Da Cipro i soldi volano nel Liechtenstein, su tre conti, due dei quali inequivocabilmente attribuibili a Walter Meischberger e al mediatore Ernst Plech, che hanno un elemento in comune con Hochegger: sono tutti e tre amici di Grasser, il ministro che aveva deciso la vendita degli alloggi Buwog (Meischberger è addirittura testimone delle sue prime nozze). Il terzo conto è identificato da un numero, ma gli inquirenti sono convinti che faccia capo proprio a Grasser. Questi nega recisamente di essere coinvolto nella vicenda e tuttavia anche lui, con i tre compari e con una decina di altri personaggi (funzionari del ministero, amministratori di Immofinanz), viene rinviato a giudizio.

Il processo ha avuto inizio sul finire del 2017, con le formalità preliminari. Ma già poco prima di Natale uno degli imputati, Hochegger, aveva deciso di vuotare il sacco, confidando così su una condanna più lieve. Aveva riferito che era stato Meischberger, intimo di Grasser, a dirgli di “far sapere a Immofinanz di non offrire meno di 960 milioni”. Il piacere era stato ricambiato con l’1% del prezzo, di cui 2,4 milioni erano finiti sul conto di Grasser.

Con la sua testimonianza Hochegger aveva rovinato le feste di natale all’ex amico, ipotecando fin dall’inizio l’esito del processo. Ma il suo “contributo” alla giustizia non gli ha giovato molto: è stato condannato a 6 anni di reclusioni, 2 soli in meno rispetto a Grasser. Meischberger è stato condannato a 7 anni. Gli altri imputati minori – funzionari del ministero, intermediari, amministratori di Immofinanz – sono stati condannati a pene variabili tra 20 mesi e 3 anni di reclusione.
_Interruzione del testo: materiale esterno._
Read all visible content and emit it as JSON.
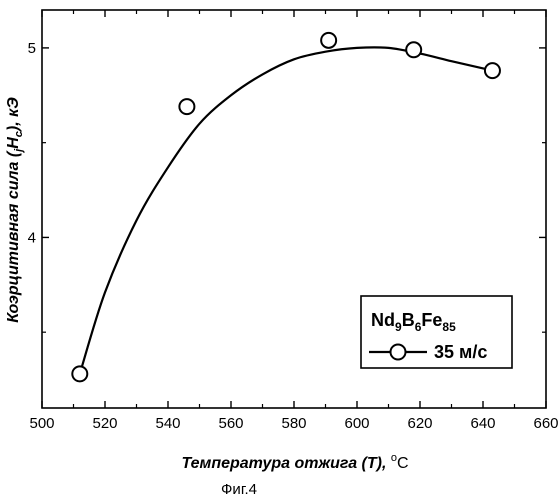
{
  "chart_data": {
    "type": "scatter",
    "title": "",
    "xlabel": {
      "main": "Температура отжига (T), ",
      "unit_sup": "o",
      "unit": "C"
    },
    "ylabel": {
      "prefix": "Коэрцитивная сила (",
      "H_sub_before": "j",
      "H": "H",
      "H_sub_after": "c",
      "suffix": "), кЭ"
    },
    "xlim": [
      500,
      660
    ],
    "ylim": [
      3.1,
      5.2
    ],
    "x_ticks": [
      "500",
      "520",
      "540",
      "560",
      "580",
      "600",
      "620",
      "640",
      "660"
    ],
    "y_ticks": [
      "4",
      "5"
    ],
    "grid": false,
    "series": [
      {
        "name": "35 м/с",
        "marker": "open-circle",
        "points": [
          {
            "x": 512,
            "y": 3.28
          },
          {
            "x": 546,
            "y": 4.69
          },
          {
            "x": 591,
            "y": 5.04
          },
          {
            "x": 618,
            "y": 4.99
          },
          {
            "x": 643,
            "y": 4.88
          }
        ],
        "fit_curve": [
          {
            "x": 512,
            "y": 3.28
          },
          {
            "x": 520,
            "y": 3.71
          },
          {
            "x": 530,
            "y": 4.09
          },
          {
            "x": 540,
            "y": 4.37
          },
          {
            "x": 550,
            "y": 4.6
          },
          {
            "x": 560,
            "y": 4.75
          },
          {
            "x": 570,
            "y": 4.86
          },
          {
            "x": 580,
            "y": 4.94
          },
          {
            "x": 590,
            "y": 4.98
          },
          {
            "x": 600,
            "y": 5.0
          },
          {
            "x": 610,
            "y": 5.0
          },
          {
            "x": 620,
            "y": 4.97
          },
          {
            "x": 630,
            "y": 4.93
          },
          {
            "x": 643,
            "y": 4.88
          }
        ]
      }
    ],
    "legend": {
      "position": "bottom-right",
      "formula": [
        {
          "text": "Nd",
          "sub": "9"
        },
        {
          "text": "B",
          "sub": "6"
        },
        {
          "text": "Fe",
          "sub": "85"
        }
      ],
      "entry_label": "35 м/с"
    }
  },
  "caption": "Фиг.4",
  "colors": {
    "line": "#000000",
    "marker_fill": "#ffffff",
    "background": "#ffffff"
  }
}
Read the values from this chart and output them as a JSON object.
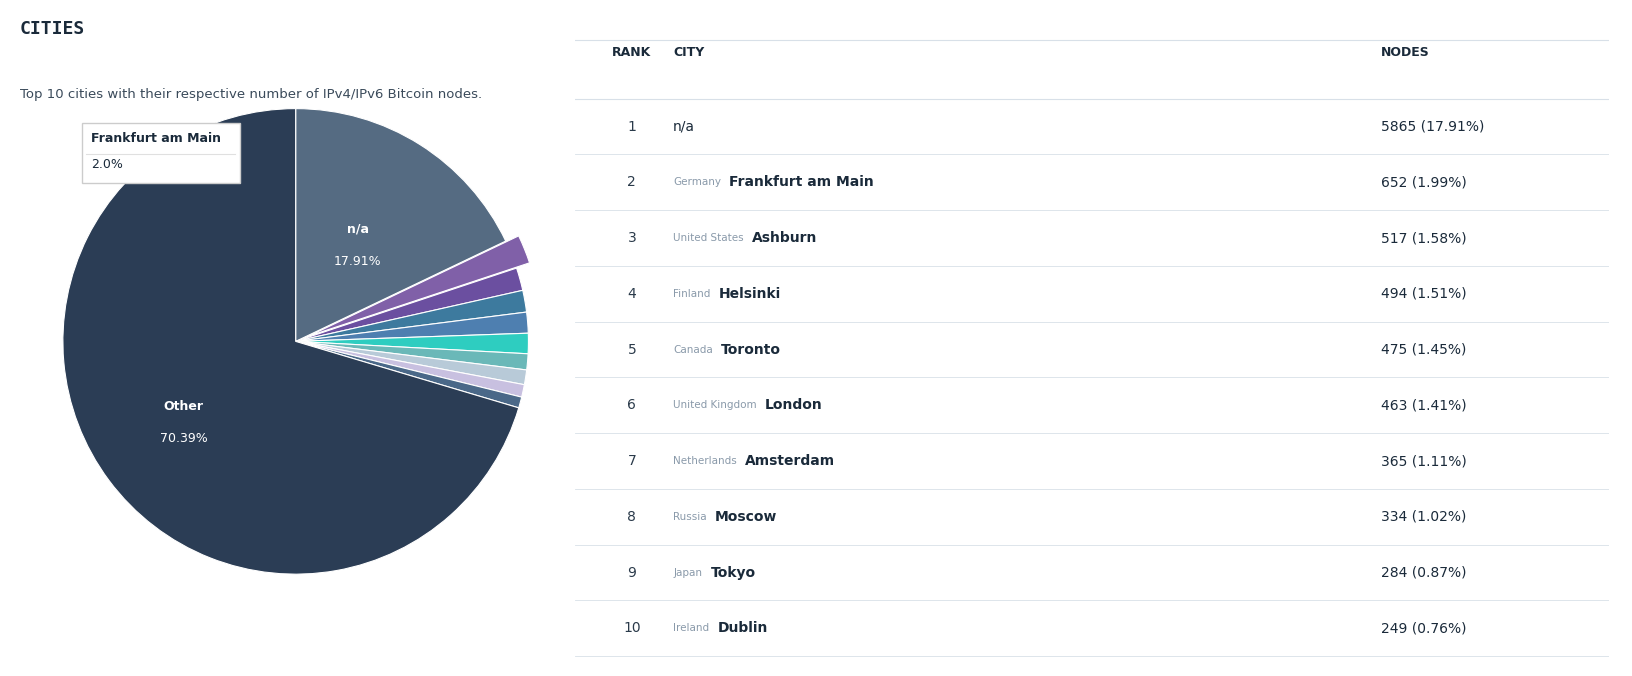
{
  "title": "CITIES",
  "subtitle": "Top 10 cities with their respective number of IPv4/IPv6 Bitcoin nodes.",
  "pie_labels": [
    "n/a",
    "Frankfurt am Main",
    "Ashburn",
    "Helsinki",
    "Toronto",
    "London",
    "Amsterdam",
    "Moscow",
    "Tokyo",
    "Dublin",
    "Other"
  ],
  "pie_values": [
    17.91,
    1.99,
    1.58,
    1.51,
    1.45,
    1.41,
    1.11,
    1.02,
    0.87,
    0.76,
    70.39
  ],
  "pie_colors": [
    "#556b82",
    "#8060a8",
    "#6b4fa0",
    "#3d7a9e",
    "#4e7fb0",
    "#2ecdc0",
    "#6ab8b8",
    "#b8cad8",
    "#c8c0e0",
    "#4a6888",
    "#2b3d55"
  ],
  "pie_explode_index": 1,
  "tooltip_label": "Frankfurt am Main",
  "tooltip_value": "2.0%",
  "table_ranks": [
    1,
    2,
    3,
    4,
    5,
    6,
    7,
    8,
    9,
    10
  ],
  "table_countries": [
    "",
    "Germany",
    "United States",
    "Finland",
    "Canada",
    "United Kingdom",
    "Netherlands",
    "Russia",
    "Japan",
    "Ireland"
  ],
  "table_cities": [
    "n/a",
    "Frankfurt am Main",
    "Ashburn",
    "Helsinki",
    "Toronto",
    "London",
    "Amsterdam",
    "Moscow",
    "Tokyo",
    "Dublin"
  ],
  "table_nodes": [
    "5865 (17.91%)",
    "652 (1.99%)",
    "517 (1.58%)",
    "494 (1.51%)",
    "475 (1.45%)",
    "463 (1.41%)",
    "365 (1.11%)",
    "334 (1.02%)",
    "284 (0.87%)",
    "249 (0.76%)"
  ],
  "bg_color": "#ffffff",
  "title_color": "#1a2a3a",
  "subtitle_color": "#3a4a5a",
  "rank_color": "#2a3a4a",
  "country_color": "#8a9aaa",
  "city_color": "#1a2a3a",
  "nodes_color": "#1a2a3a",
  "header_color": "#1a2a3a",
  "divider_color": "#d8e0e8",
  "inner_label_fontsize": 9,
  "explode_amount": 0.06
}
Gli avvocati di Grasser hanno già fatto sapere che ricorreranno in appello. Ci aspettano altri anni e altre montagne di carte, prima di poter giungere a una sentenza definitiva. Non riusciamo a immaginare i costi di tutto questo, in spese giudiziarie e parcelle di avvocati, ma crediamo di non sbagliare di molto se diciamo che potrebbero superare persino l’ammontare dalla “madre di tutte le tangenti”.

* * *

Nel gennaio del 2018, quando il processo aveva appena preso avvio, avevamo fatto una considerazione che riproponiamo qui di seguito, perché sempre attuale.

Una nota curiosa a margine del processo. Immofinanz, la società immobiliare che con quasi 10 milioni è riuscita a corrompere un ministro e i suoi più stretti collaboratori, è un consorzio formato dalla Raiffeisen Landesbank dell’Alta Austria, dalla compagnia di assicurazioni Wiener Städtische, dall’Hypo Bank dell’Alta Austria (non c’entra nulla con Hypo Bank Alpe Adria) e dalla Oberösterreich Versicherung. Si tratta di banche e società assicuratrici gravitanti nell’area pubblica e amministrate da uomini dell’Övp o dell’Spö. In altre parole, uomini dei due partiti più importanti dell’Austria – se non direttamente, attraverso i loro manager di fiducia – hanno imbrogliato il loro Paese, governato da altri uomini di quegli stessi partiti, procurando alle casse pubbliche un danno stimato in 200 milioni di euro, cioè la somma che si sarebbe potuta ottenere in più da un’asta regolare.

NELLE FOTO, l’ex ministro Karl-Heinz Grasser con il suo amico e testimone di nozze Walter Meischberger, entrambi imputati, in attesa della sentenza che li condannerà rispettivamente a 8 anni e a 7 anni di reclusione. La giudice Marion Hohenecker, che ha presieduto il collegio del tribunale.